Interest rates are at historic lows with many economists picking they will begin to rise in the short to medium term, but independent economist Tony Alexander thinks the situation would track "fairly cautiously" when it came to the Reserve Bank.
"The central banks around the world have been at pains in the past three to four weeks to emphasise they don't plan raising their overnight monetary policy interest rates for up to three years or so, but before then, the medium-long term interest rates - government bond yields, fixed interest rates - they're likely to rise but again it's not going to be a rapid thing," Alexander told Nine to Noon.
"Precisely because ... even a 1 percent rise would cause quite an impact in the markets."
Longer term interest rates in wholesale markets reflected expectations for where monetary policy would go, Alexander said.
"With the world economy looking like it is going to perform a heck of a lot better than anyone was reasonably expecting, people are looking at inflation picking up, so if you go back to October last year, since then the cost to a bank in New Zealand of borrowing money at a fixed interest rate for one year has increased about 0.3 percent.
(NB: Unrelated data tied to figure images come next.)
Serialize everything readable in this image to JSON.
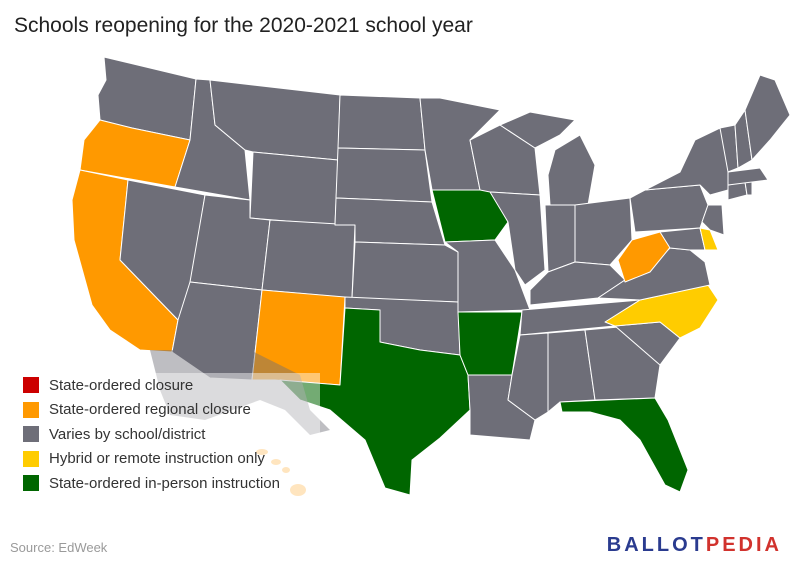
{
  "title": "Schools reopening for the 2020-2021 school year",
  "legend": [
    {
      "key": "closure",
      "label": "State-ordered closure",
      "color": "#cc0000"
    },
    {
      "key": "regional",
      "label": "State-ordered regional closure",
      "color": "#ff9900"
    },
    {
      "key": "varies",
      "label": "Varies by school/district",
      "color": "#6e6e78"
    },
    {
      "key": "hybrid",
      "label": "Hybrid or remote instruction only",
      "color": "#ffcc00"
    },
    {
      "key": "inperson",
      "label": "State-ordered in-person instruction",
      "color": "#006600"
    }
  ],
  "state_categories": {
    "Washington": "varies",
    "Oregon": "regional",
    "California": "regional",
    "Idaho": "varies",
    "Nevada": "varies",
    "Montana": "varies",
    "Wyoming": "varies",
    "Utah": "varies",
    "Arizona": "varies",
    "Colorado": "varies",
    "New Mexico": "regional",
    "North Dakota": "varies",
    "South Dakota": "varies",
    "Nebraska": "varies",
    "Kansas": "varies",
    "Oklahoma": "varies",
    "Texas": "inperson",
    "Minnesota": "varies",
    "Iowa": "inperson",
    "Missouri": "varies",
    "Arkansas": "inperson",
    "Louisiana": "varies",
    "Wisconsin": "varies",
    "Illinois": "varies",
    "Michigan": "varies",
    "Indiana": "varies",
    "Ohio": "varies",
    "Kentucky": "varies",
    "Tennessee": "varies",
    "Mississippi": "varies",
    "Alabama": "varies",
    "Georgia": "varies",
    "Florida": "inperson",
    "South Carolina": "varies",
    "North Carolina": "hybrid",
    "Virginia": "varies",
    "West Virginia": "regional",
    "Pennsylvania": "varies",
    "New York": "varies",
    "Maryland": "varies",
    "Delaware": "hybrid",
    "New Jersey": "varies",
    "Vermont": "varies",
    "New Hampshire": "varies",
    "Maine": "varies",
    "Massachusetts": "varies",
    "Connecticut": "varies",
    "Rhode Island": "varies",
    "Alaska": "varies",
    "Hawaii": "regional"
  },
  "source": "Source: EdWeek",
  "brand": {
    "part1": "BALLOT",
    "part2": "PEDIA"
  }
}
For the three-year term it has increased about 0.8 percent and for five-year fixed-rate lending, the cost of that money to the bank has gone up by about 1-1.1 percent.
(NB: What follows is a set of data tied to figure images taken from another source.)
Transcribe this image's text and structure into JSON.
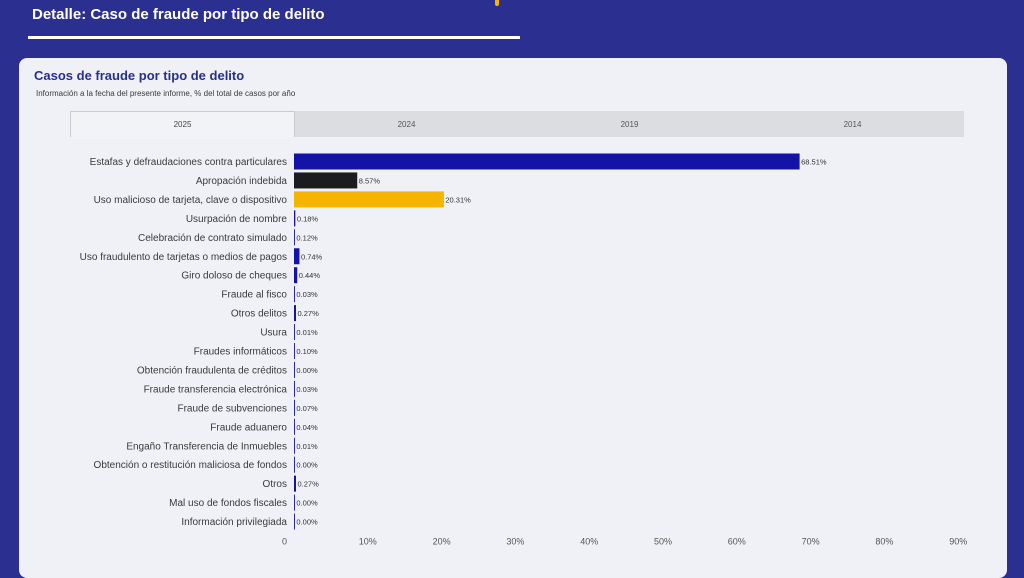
{
  "header": {
    "title": "Detalle: Caso de fraude por tipo de delito"
  },
  "card": {
    "title": "Casos de fraude por tipo de delito",
    "subtitle": "Información a la fecha del presente informe, % del total de casos por año"
  },
  "tabs": [
    {
      "label": "2025",
      "active": true
    },
    {
      "label": "2024",
      "active": false
    },
    {
      "label": "2019",
      "active": false
    },
    {
      "label": "2014",
      "active": false
    }
  ],
  "colors": {
    "background": "#2b2f8f",
    "card": "#eff1f6",
    "default_bar": "#1313a8",
    "highlight_dark": "#1b1c20",
    "highlight_yellow": "#f5b400"
  },
  "chart_data": {
    "type": "bar",
    "orientation": "horizontal",
    "title": "Casos de fraude por tipo de delito",
    "xlabel": "",
    "ylabel": "",
    "xlim": [
      0,
      90
    ],
    "x_ticks": [
      0,
      10,
      20,
      30,
      40,
      50,
      60,
      70,
      80,
      90
    ],
    "x_tick_labels": [
      "0",
      "10%",
      "20%",
      "30%",
      "40%",
      "50%",
      "60%",
      "70%",
      "80%",
      "90%"
    ],
    "grid": false,
    "categories": [
      "Estafas y defraudaciones contra particulares",
      "Apropación indebida",
      "Uso malicioso de tarjeta, clave o dispositivo",
      "Usurpación de nombre",
      "Celebración de contrato simulado",
      "Uso fraudulento de tarjetas o medios de pagos",
      "Giro doloso de cheques",
      "Fraude al fisco",
      "Otros delitos",
      "Usura",
      "Fraudes informáticos",
      "Obtención fraudulenta de créditos",
      "Fraude transferencia electrónica",
      "Fraude de subvenciones",
      "Fraude aduanero",
      "Engaño Transferencia de Inmuebles",
      "Obtención o restitución maliciosa de fondos",
      "Otros",
      "Mal uso de fondos fiscales",
      "Información privilegiada"
    ],
    "values": [
      68.51,
      8.57,
      20.31,
      0.18,
      0.12,
      0.74,
      0.44,
      0.03,
      0.27,
      0.01,
      0.1,
      0.0,
      0.03,
      0.07,
      0.04,
      0.01,
      0.0,
      0.27,
      0.0,
      0.0
    ],
    "value_labels": [
      "68.51%",
      "8.57%",
      "20.31%",
      "0.18%",
      "0.12%",
      "0.74%",
      "0.44%",
      "0.03%",
      "0.27%",
      "0.01%",
      "0.10%",
      "0.00%",
      "0.03%",
      "0.07%",
      "0.04%",
      "0.01%",
      "0.00%",
      "0.27%",
      "0.00%",
      "0.00%"
    ],
    "bar_colors": [
      "#1313a8",
      "#1b1c20",
      "#f5b400",
      "#1313a8",
      "#1313a8",
      "#1313a8",
      "#1313a8",
      "#1313a8",
      "#1313a8",
      "#1313a8",
      "#1313a8",
      "#1313a8",
      "#1313a8",
      "#1313a8",
      "#1313a8",
      "#1313a8",
      "#1313a8",
      "#1313a8",
      "#1313a8",
      "#1313a8"
    ]
  }
}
"So already their margins are under pressure, especially for the longer-term interest rates, but hardly anybody is borrowing beyond the one year term given the low rate of 2.29 percent, so the trigger for banks actually raising those longer term fixed rates which are at record lows is probably going to be as soon as you and I get a bit scared and start borrowing at the three-five year term, then they will raise those rates."
But since fixed-term mortgage rates appeared in New Zealand in the early 1990s, Kiwis had tended to only fix for one or two years - at most three, Alexander said.
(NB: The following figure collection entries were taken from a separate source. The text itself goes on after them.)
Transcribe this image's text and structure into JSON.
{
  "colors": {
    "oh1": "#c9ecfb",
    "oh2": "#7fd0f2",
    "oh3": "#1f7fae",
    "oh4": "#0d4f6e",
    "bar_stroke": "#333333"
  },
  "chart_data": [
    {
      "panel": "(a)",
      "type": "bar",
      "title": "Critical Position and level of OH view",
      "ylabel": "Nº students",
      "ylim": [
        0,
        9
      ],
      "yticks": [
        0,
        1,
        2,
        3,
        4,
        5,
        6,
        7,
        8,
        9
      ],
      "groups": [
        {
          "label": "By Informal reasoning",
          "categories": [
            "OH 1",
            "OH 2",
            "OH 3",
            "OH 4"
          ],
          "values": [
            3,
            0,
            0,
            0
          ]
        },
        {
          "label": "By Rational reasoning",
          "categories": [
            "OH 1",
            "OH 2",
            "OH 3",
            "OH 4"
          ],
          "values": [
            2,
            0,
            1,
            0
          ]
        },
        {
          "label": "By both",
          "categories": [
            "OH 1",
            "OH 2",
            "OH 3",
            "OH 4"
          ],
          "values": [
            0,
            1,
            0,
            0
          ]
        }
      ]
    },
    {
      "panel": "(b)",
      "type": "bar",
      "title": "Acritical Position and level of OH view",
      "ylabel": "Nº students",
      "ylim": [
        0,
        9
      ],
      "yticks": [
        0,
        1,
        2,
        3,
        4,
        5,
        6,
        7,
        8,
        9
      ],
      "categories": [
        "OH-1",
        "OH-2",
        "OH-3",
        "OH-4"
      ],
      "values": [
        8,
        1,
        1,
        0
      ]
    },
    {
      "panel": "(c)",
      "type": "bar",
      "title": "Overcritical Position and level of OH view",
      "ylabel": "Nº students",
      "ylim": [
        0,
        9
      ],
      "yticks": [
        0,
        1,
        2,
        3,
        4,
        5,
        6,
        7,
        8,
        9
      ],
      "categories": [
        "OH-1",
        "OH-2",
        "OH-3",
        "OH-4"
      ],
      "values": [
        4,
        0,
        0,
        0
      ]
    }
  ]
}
"We tend to like the flexibility in New Zealand, it seems."
About 90 percent of borrowers were at present locking in at the one-year fixed term rate, he said.
"That will change slowly over time but even at the end of all this, you're only going to have a very small proportion of people who will take the security of the five-year rate."
Alexander expected that within a year's time, the one-year fixed term rate would be at or only just above its current level.
"Our Reserve Bank probably isn't going to raise its Official Cash Rate until maybe the middle-second half of next year... I think people who are determined to keep borrowing short term will still be finding that interest rate relatively low in the next 12 to 18 months."
Alexander said the positive thing was that for anyone who had gone to a bank to borrow money recently, the banks had added a buffer of 2-3 percent to their ability to service the loan.
"So even when the rates rise, there should still be some good buffers for the average borrowers out there to handle it without a large impact on the economy or on the housing market."
Asked about the risks faced and by whom, Alexander said: "You have to back about a year ago when central banks facing the global pandemic, they made an explicit decision which they are still affirming now, and basically what they said is whenever they are looking ahead to the economy, inflation, they make a decision: Do they keep interest rates maybe a bit too high for a bit too long and risk crunching economies and their inflation a bit too much, or, do they take the risk that they are keeping interest rates too low for too long printing too much money and overstimulating their economies and inflation eventually down the track.
"And they made the decision 12 months ago to go for that second risk."
Alexander said that in 2022 or 2023 there was a risk of interest rates rising "a bit more than I or any others will forecast for you".
When managing mortgage rates, people needed to think in terms of structuring interest rate exposure so you have time to adjust to any potential shocks that come along, he said.
"The best you can hope to do is lengthen the period of time over which you can adjust to a shock. There are many borrowers who will religiously roll over a portion of their mortage every year. They'll have some at one, some at three, some at five."
Managing interest rate risk was more important than minimising interest rate cost, Alexander said.